Web application frameworks traditionally start with a high-level look at how requests are handled by the server and turn that into abstraction points. Typically this ends up in one of the many interpretations of Model-View-Controller and the general phases in the processing look something like this:
- Incoming request is dispatched (maybe via mod_rewrite) to a single handler script. (FrontController pattern)
- A routing sub-system looks at the request (usually the requested path) and determines what piece of server-side code should handle that.
- The request is probably further processed for things like authentication requirements and then (if other checks pass) handed off to the server-side processing code (sometimes called an Action sometimes the Controller sometimes a View).
- The processing code will perform the "meat" of the processing (a typical application will probably query the database, for example) and produce some sort of response that should get sent back to the client.
- Typically there is a final phase where a more abstract response is encoded into the format that the client expects (e.g.

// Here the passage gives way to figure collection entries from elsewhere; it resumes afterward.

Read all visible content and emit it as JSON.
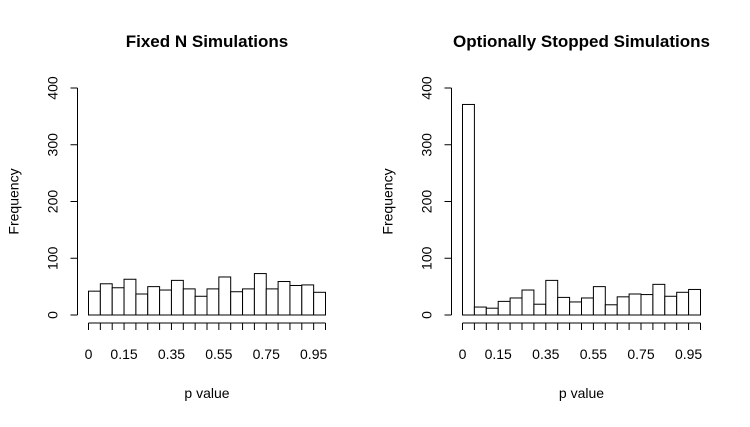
{
  "chart_data": [
    {
      "type": "bar",
      "title": "Fixed N Simulations",
      "xlabel": "p value",
      "ylabel": "Frequency",
      "xlim": [
        0,
        1
      ],
      "ylim": [
        0,
        400
      ],
      "x_tick_labels": [
        "0",
        "0.15",
        "0.35",
        "0.55",
        "0.75",
        "0.95"
      ],
      "y_tick_labels": [
        "0",
        "100",
        "200",
        "300",
        "400"
      ],
      "bin_width": 0.05,
      "bins_start": [
        0,
        0.05,
        0.1,
        0.15,
        0.2,
        0.25,
        0.3,
        0.35,
        0.4,
        0.45,
        0.5,
        0.55,
        0.6,
        0.65,
        0.7,
        0.75,
        0.8,
        0.85,
        0.9,
        0.95
      ],
      "values": [
        42,
        55,
        48,
        63,
        37,
        50,
        44,
        61,
        46,
        33,
        46,
        67,
        41,
        46,
        73,
        46,
        59,
        52,
        53,
        40
      ]
    },
    {
      "type": "bar",
      "title": "Optionally Stopped Simulations",
      "xlabel": "p value",
      "ylabel": "Frequency",
      "xlim": [
        0,
        1
      ],
      "ylim": [
        0,
        400
      ],
      "x_tick_labels": [
        "0",
        "0.15",
        "0.35",
        "0.55",
        "0.75",
        "0.95"
      ],
      "y_tick_labels": [
        "0",
        "100",
        "200",
        "300",
        "400"
      ],
      "bin_width": 0.05,
      "bins_start": [
        0,
        0.05,
        0.1,
        0.15,
        0.2,
        0.25,
        0.3,
        0.35,
        0.4,
        0.45,
        0.5,
        0.55,
        0.6,
        0.65,
        0.7,
        0.75,
        0.8,
        0.85,
        0.9,
        0.95
      ],
      "values": [
        371,
        14,
        12,
        24,
        30,
        44,
        19,
        61,
        31,
        23,
        30,
        50,
        18,
        32,
        37,
        36,
        54,
        33,
        40,
        45
      ]
    }
  ]
}
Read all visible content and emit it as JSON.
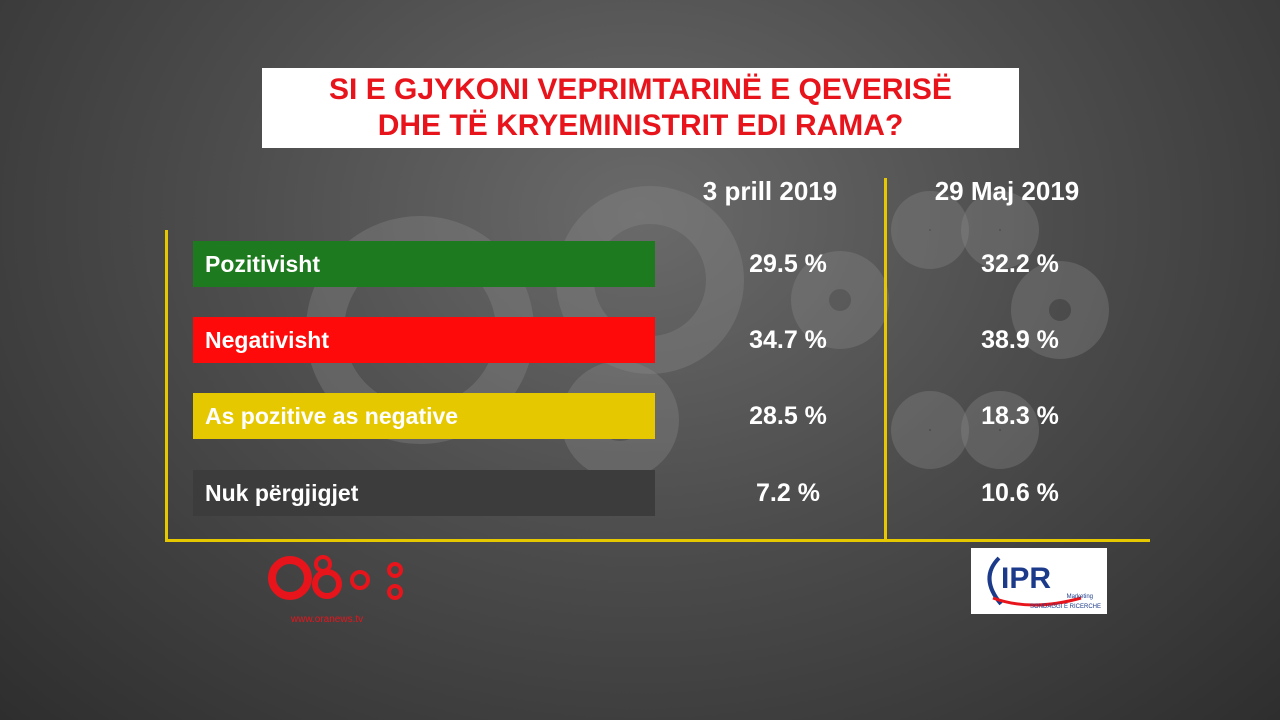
{
  "header": {
    "title_lines": [
      "SI E GJYKONI VEPRIMTARINË E QEVERISË",
      "DHE TË KRYEMINISTRIT EDI RAMA?"
    ]
  },
  "table": {
    "columns": [
      "3 prill 2019",
      "29 Maj 2019"
    ],
    "rows": [
      {
        "label": "Pozitivisht",
        "values": [
          "29.5 %",
          "32.2 %"
        ]
      },
      {
        "label": "Negativisht",
        "values": [
          "34.7 %",
          "38.9 %"
        ]
      },
      {
        "label": "As pozitive as negative",
        "values": [
          "28.5 %",
          "18.3 %"
        ]
      },
      {
        "label": "Nuk përgjigjet",
        "values": [
          "7.2 %",
          "10.6 %"
        ]
      }
    ]
  },
  "footer": {
    "left_logo_url": "www.oranews.tv",
    "right_logo": {
      "name": "IPR",
      "line1": "Marketing",
      "line2": "SONDAGGI E RICERCHE"
    }
  }
}
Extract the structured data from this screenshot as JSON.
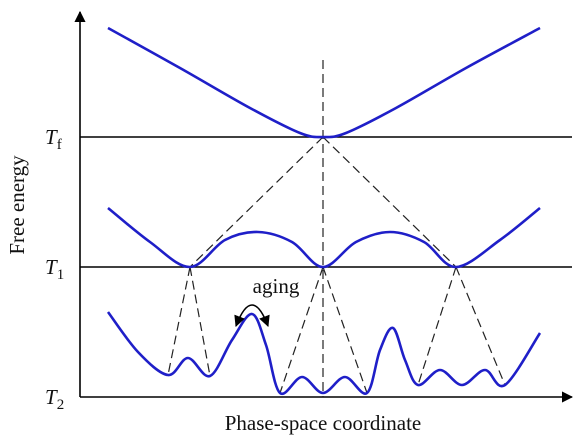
{
  "axes": {
    "y_label": "Free energy",
    "x_label": "Phase-space coordinate"
  },
  "levels": [
    {
      "symbol": "T",
      "subscript": "f"
    },
    {
      "symbol": "T",
      "subscript": "1"
    },
    {
      "symbol": "T",
      "subscript": "2"
    }
  ],
  "annotation": "aging"
}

JSON or XML); alternatively, for more traditional HTML applications, the response data may get passed as the context for a template.
And this is why I think that PHP's share-nothing architecture is really a pretty dubious "feature". Practically, it just means that all those resources that have to be setup for your framework have to be setup with every single request. Let's be honest here, this is not a feature; this is is a pretty severe limitation. This is doublespeak to turn fundamental problems like "not thread-safe" and "leaks memory like a wet paper bag" into features.

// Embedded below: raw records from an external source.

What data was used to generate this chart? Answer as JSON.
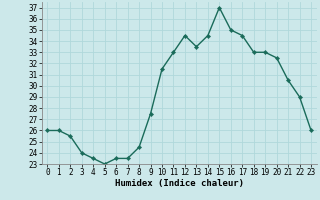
{
  "x": [
    0,
    1,
    2,
    3,
    4,
    5,
    6,
    7,
    8,
    9,
    10,
    11,
    12,
    13,
    14,
    15,
    16,
    17,
    18,
    19,
    20,
    21,
    22,
    23
  ],
  "y": [
    26,
    26,
    25.5,
    24,
    23.5,
    23,
    23.5,
    23.5,
    24.5,
    27.5,
    31.5,
    33,
    34.5,
    33.5,
    34.5,
    37,
    35,
    34.5,
    33,
    33,
    32.5,
    30.5,
    29,
    26
  ],
  "line_color": "#1a6b5a",
  "marker": "D",
  "marker_size": 2.2,
  "bg_color": "#cce8ea",
  "grid_color": "#b0d8db",
  "xlabel": "Humidex (Indice chaleur)",
  "ylim": [
    23,
    37.5
  ],
  "xlim": [
    -0.5,
    23.5
  ],
  "yticks": [
    23,
    24,
    25,
    26,
    27,
    28,
    29,
    30,
    31,
    32,
    33,
    34,
    35,
    36,
    37
  ],
  "xticks": [
    0,
    1,
    2,
    3,
    4,
    5,
    6,
    7,
    8,
    9,
    10,
    11,
    12,
    13,
    14,
    15,
    16,
    17,
    18,
    19,
    20,
    21,
    22,
    23
  ],
  "tick_fontsize": 5.5,
  "xlabel_fontsize": 6.5,
  "line_width": 1.0
}
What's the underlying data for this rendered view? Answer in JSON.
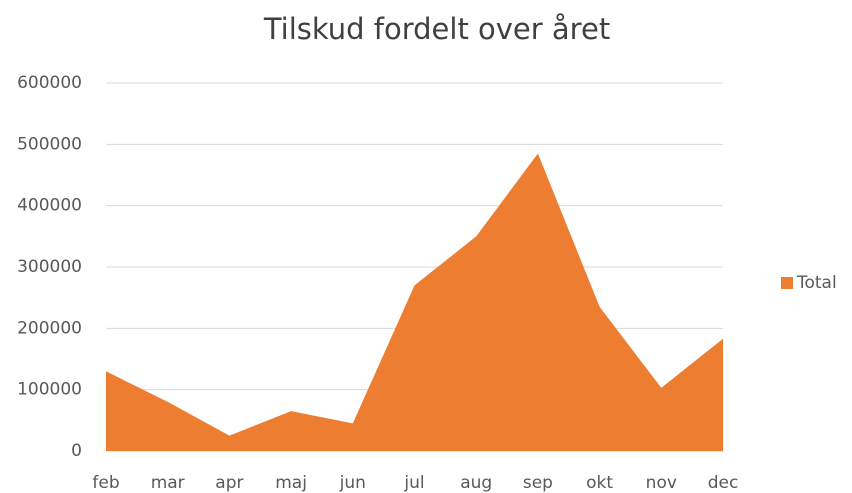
{
  "chart_data": {
    "type": "area",
    "title": "Tilskud fordelt over året",
    "categories": [
      "feb",
      "mar",
      "apr",
      "maj",
      "jun",
      "jul",
      "aug",
      "sep",
      "okt",
      "nov",
      "dec"
    ],
    "series": [
      {
        "name": "Total",
        "color": "#ed7d31",
        "values": [
          130000,
          80000,
          25000,
          65000,
          45000,
          270000,
          350000,
          485000,
          235000,
          103000,
          183000
        ]
      }
    ],
    "ylim": [
      0,
      600000
    ],
    "yticks": [
      0,
      100000,
      200000,
      300000,
      400000,
      500000,
      600000
    ],
    "grid": true,
    "legend": "right"
  }
}
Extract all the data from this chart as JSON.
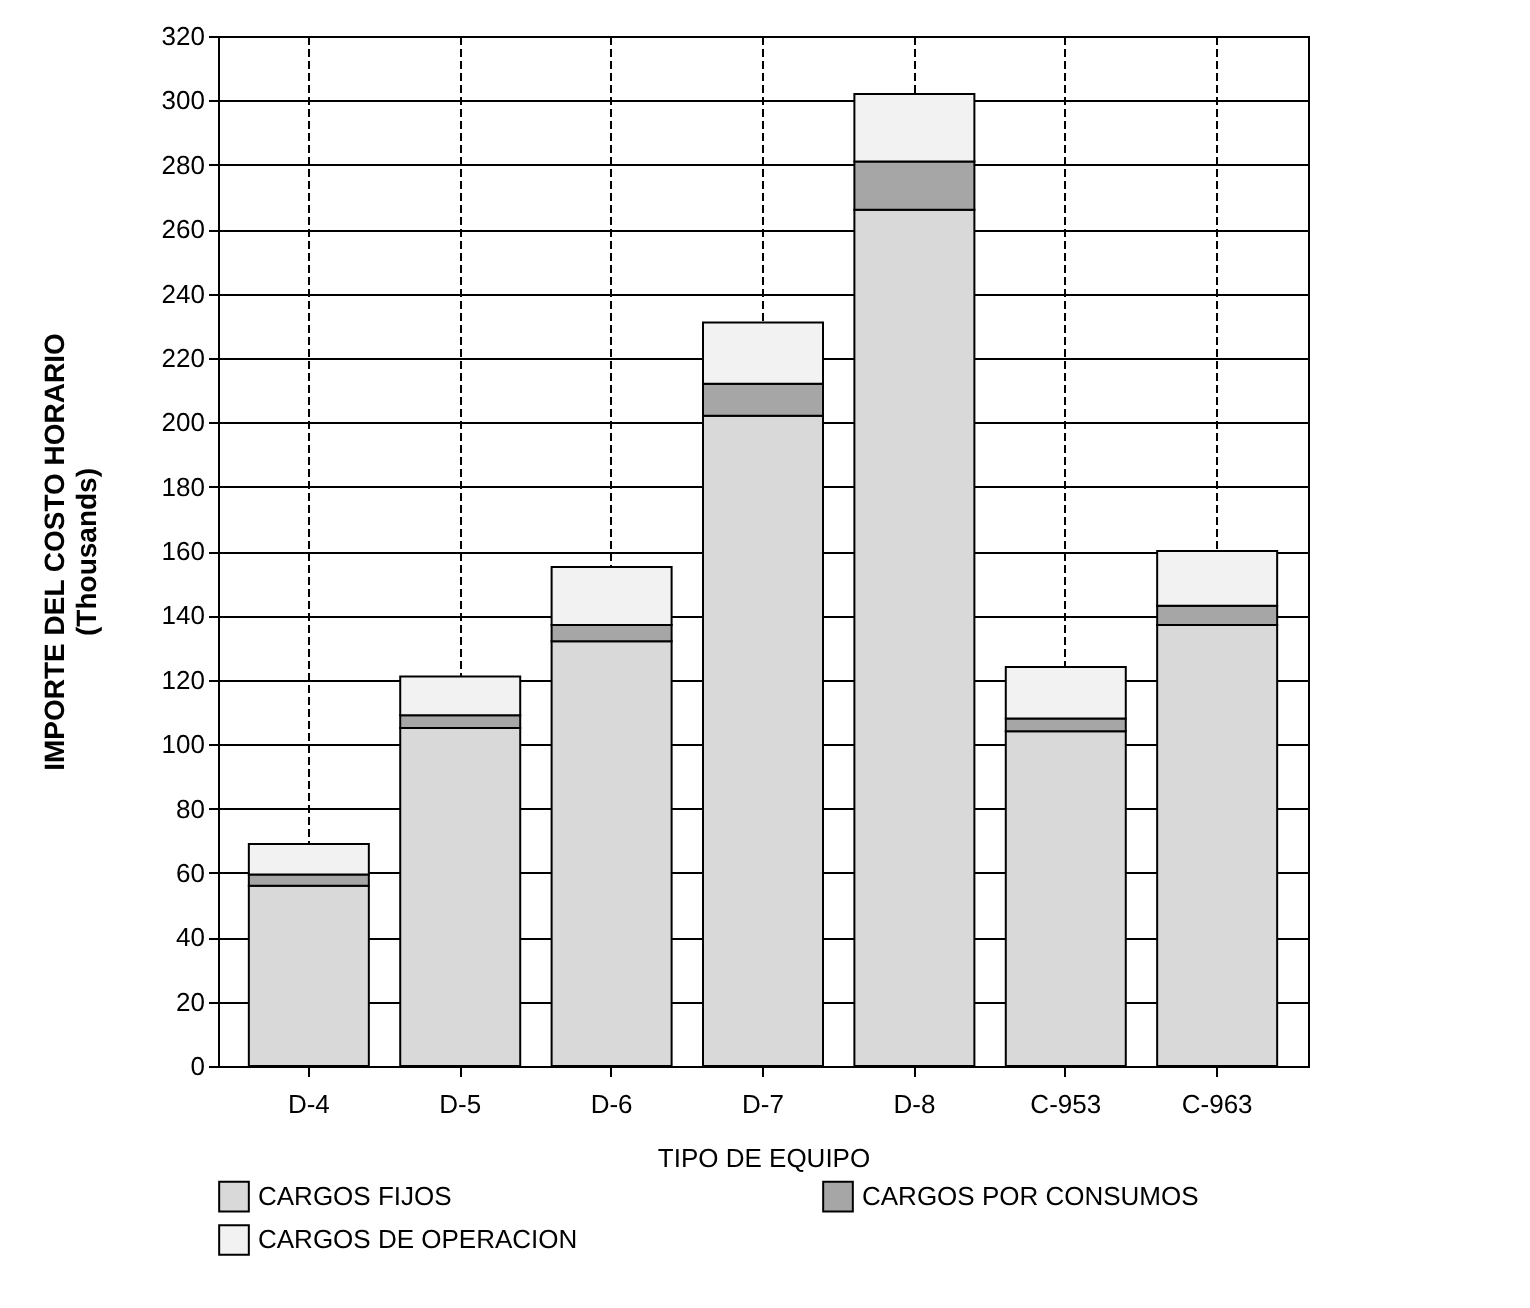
{
  "chart_data": {
    "type": "bar",
    "stacked": true,
    "xlabel": "TIPO DE EQUIPO",
    "ylabel": "IMPORTE DEL COSTO HORARIO\n(Thousands)",
    "categories": [
      "D-4",
      "D-5",
      "D-6",
      "D-7",
      "D-8",
      "C-953",
      "C-963"
    ],
    "series": [
      {
        "name": "CARGOS FIJOS",
        "color": "#d9d9d9",
        "values": [
          56,
          105,
          132,
          202,
          266,
          104,
          137
        ]
      },
      {
        "name": "CARGOS POR CONSUMOS",
        "color": "#a6a6a6",
        "values": [
          3.5,
          4,
          5,
          10,
          15,
          4,
          6
        ]
      },
      {
        "name": "CARGOS DE OPERACION",
        "color": "#f2f2f2",
        "values": [
          9.5,
          12,
          18,
          19,
          21,
          16,
          17
        ]
      }
    ],
    "ylim": [
      0,
      320
    ],
    "yticks": [
      0,
      20,
      40,
      60,
      80,
      100,
      120,
      140,
      160,
      180,
      200,
      220,
      240,
      260,
      280,
      300,
      320
    ],
    "grid": true,
    "legend": "bottom"
  }
}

Now, there is a real shared-nothing architecture that describes an approach to develop scalable & concurrent software. This really has very little to do with how this term has been used to describe PHP's architecture. Furthermore, there's nothing about PHP that makes it uniquely able to "support" [its understanding of] share-nothing architecture. It simply doesn't have the language or interpreter platform support to do anything else. It's like saying that a single-speed bicycle is better than a geared bicycle because it's easier to understand.
So, enter Python. Python is certainly not unique in its deployment paradigm, but it does provide a healthy contrast to PHP. To the point here, In Python you can share stuff. So, if you are using Apache with mod_wsgi (a popular Python hosting option, especially for frameworks), you can run Apache in multi-threaded worker MPM and all those overhead resources only need to be initialized once per process -- not per request. Of course, if you wanted to, you could make it behave like PHP, but no one would do that; that'd be inefficient.
So what is the price to pay for this sharing? Well, there is some additional complexity. If you are running a multi-threaded environment (e.g. Apache worker MPM or another multi-threaded Python server) you do need to make sure that those resources (db connections, log handles, etc.) are thread-safe. Typically in Python they are, but one does need to understand what that means. So it will demand a little more, but for those of you developing full-stack frameworks in PHP, you know that you've already left the Green Zone.
So, while we're all excited about applying the DRY mantra to our software design, I think it's worth stopping to consider whether maybe there's a similar principle that could be applied to the server architecture. Sharing resources between requests is a powerful feature. In single-process (multi-threaded) systems is makes it possible to share state without persisting to an external store; in multi-process & mulit-threaded systems, it provides a huge efficiency improvement by handling the parsing and app setup / resource initialization only once per process.
Share. You'll feel better.
Of course, sometimes simpler is better. If you don't need an application framework, then you probably aren't concerned with eliminating repetitive overhead code. To go back to our bicycle analogy, I actually do ride a single-speed bicycle to work because my commute is relatively flat and fewer mechanical parts fewer parts to replace.
PHP has a mod_wsgi option as well: there has been a php-fpm (fastcgi process manager) patch around for years, and since php 5.3 it has been integrated into php. The speedup this brings is quite significant and I haven't found anything about threading issues like the way mod_php is discouraged in an apache-worker environment.
ReplyDeleteI have both apache/mod_php and nginx/php-fpm running in production and both are perfectly stable. I will be investigating running apache-worker/php-fpm because I need things like .htaccess support that nginx doesn't offer.